- Accueil
- Lutte ouvrière n°2846
- Algérie : une mise au pas qui vise les travailleurs
Dans le monde
Algérie : une mise au pas qui vise les travailleurs
En Algérie, quatre ans après le déclenchement du Hirak qui a poussé Abdelaziz Bouteflika à la démission, le pouvoir exerce une répression de plus en plus musclée à l’égard de toutes les voix dissonantes. Elle vise également les travailleurs.
En décembre 2019, après son élection, le président Abdelmadjid Tebboune promettait une « Algérie nouvelle » et affirmait vouloir tendre la main au Hirak en procédant à la libération de détenus d’opinion. Depuis, les arrestations n’ont pas cessé, des militants du mouvement, des militants associatifs, des youtubeurs, des journalistes, des responsables de médias ont été mis sous surveillance, poursuivis et incarcérés. Pour éviter son arrestation, la journaliste franco-algérienne Amira Bouraoui a fui le pays pour la France.
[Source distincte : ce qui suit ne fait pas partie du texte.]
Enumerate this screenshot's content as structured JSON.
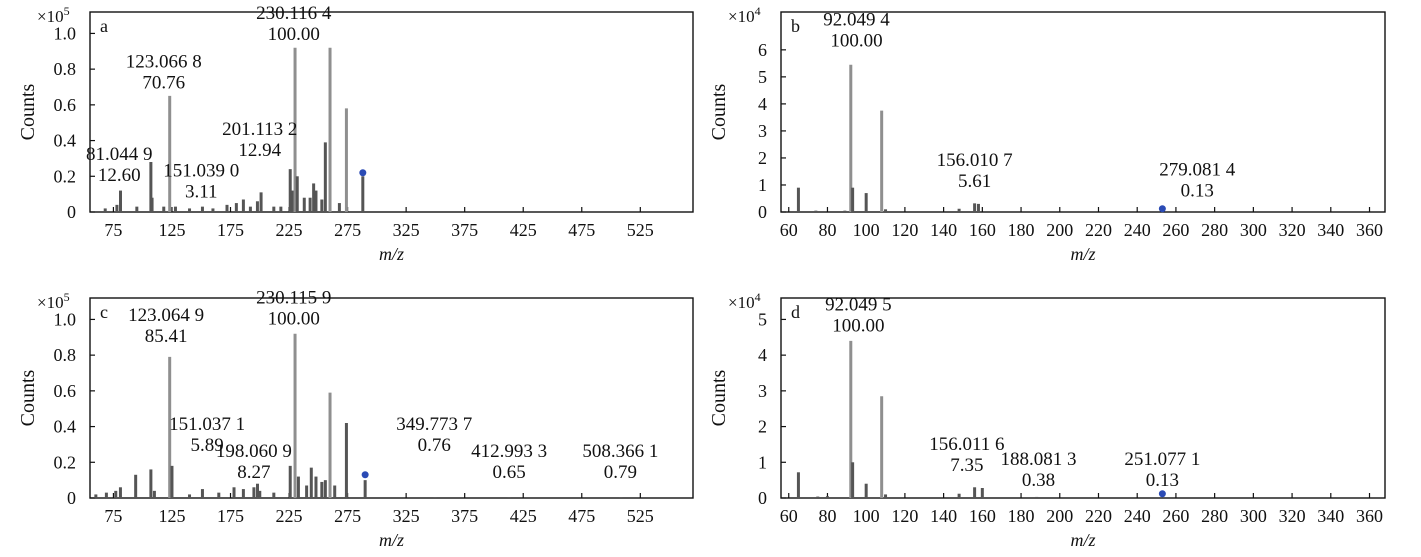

Les motifs d’arrestation peuvent aller d’« incitation à attroupement non armé », à « diffusion d’informations mensongères sur les réseaux sociaux » ou encore « atteinte à l’unité nationale ». Depuis juin 2021, la révision de l’article 87 bis du Code pénal permet d’accuser de terrorisme toute personne ou organisation suspectée d’« œuvrer ou inciter, par quelque moyen que ce soit, à accéder au pouvoir ou à changer le système de gouvernance par des moyens non constitutionnels ». C’est sous le coup d’une telle accusation que le MAK (Mouvement autonomiste kabyle) et le parti islamiste Rachad ont été interdits. Fethi Ghares, le dirigeant du MDS (Mouvement démocratique et social) écopait au même moment d’une peine de prison pour « atteinte à la personne du président de la République ». Les associations ne sont pas épargnées : il y a un mois, la Ligue algérienne de défense des droits de l’homme (LADDH) apprenait qu’elle était dissoute. L’association SOS Disparus, qui veut faire la lumière sur le sort des 23 000 personnes disparues durant la décennie noire, risque de subir le même sort.
Soucieux de satisfaire les exigences du FMI et de garantir un climat favorable aux affaires de la bourgeoisie, le gouvernement entend désormais mettre au pas les travailleurs, contrôler et museler davantage les syndicats. Deux projets de loi viennent d’être élaborés pour limiter l’exercice du droit de grève et du droit syndical.
Le gouvernement veut aussi tout simplement interdire la présence de militants politiques dans les syndicats, en rendant celle-ci illégale. Quant à la grève, le fait d’y recourir dans les secteurs considérés comme sensibles et dans les secteurs stratégiques sera lui aussi interdit et passible de poursuites judiciaires.
Toutes bureaucratiques qu’elles sont, les principales confédérations syndicales que sont l’UGTA, pourtant inféodée au pouvoir, et la CSA pour les syndicats autonomes, ont protesté contre cette attaque. Un rassemblement a eu lieu devant le siège de l’UGTA, et la CSA a appelé à se mobiliser, sans proposition plus précise jusqu’à présent. Elles déplorent l’une et l’autre que le gouvernement ait élaboré ces lois antiouvrières sans les avoir consultées et dénoncent leur caractère anticonstitutionnel, ce qui ne les empêche pas d’en appeler à l’arbitrage de Tebboune qui est pourtant à leur initiative.
Dans un contexte où ils doivent lutter pour leur droit à l’existence, il est bien sûr vital que les travailleurs défendent le droit de grève et le droit syndical, droits largement piétinés, en particulier dans le secteur privé. Mais il serait tout aussi vital qu’ils imposent que les syndicats soient contrôlés par les travailleurs eux-mêmes et non soumis aux diktats des bureaucrates qui, par bien des manières, se font les relais du pouvoir parmi les travailleurs.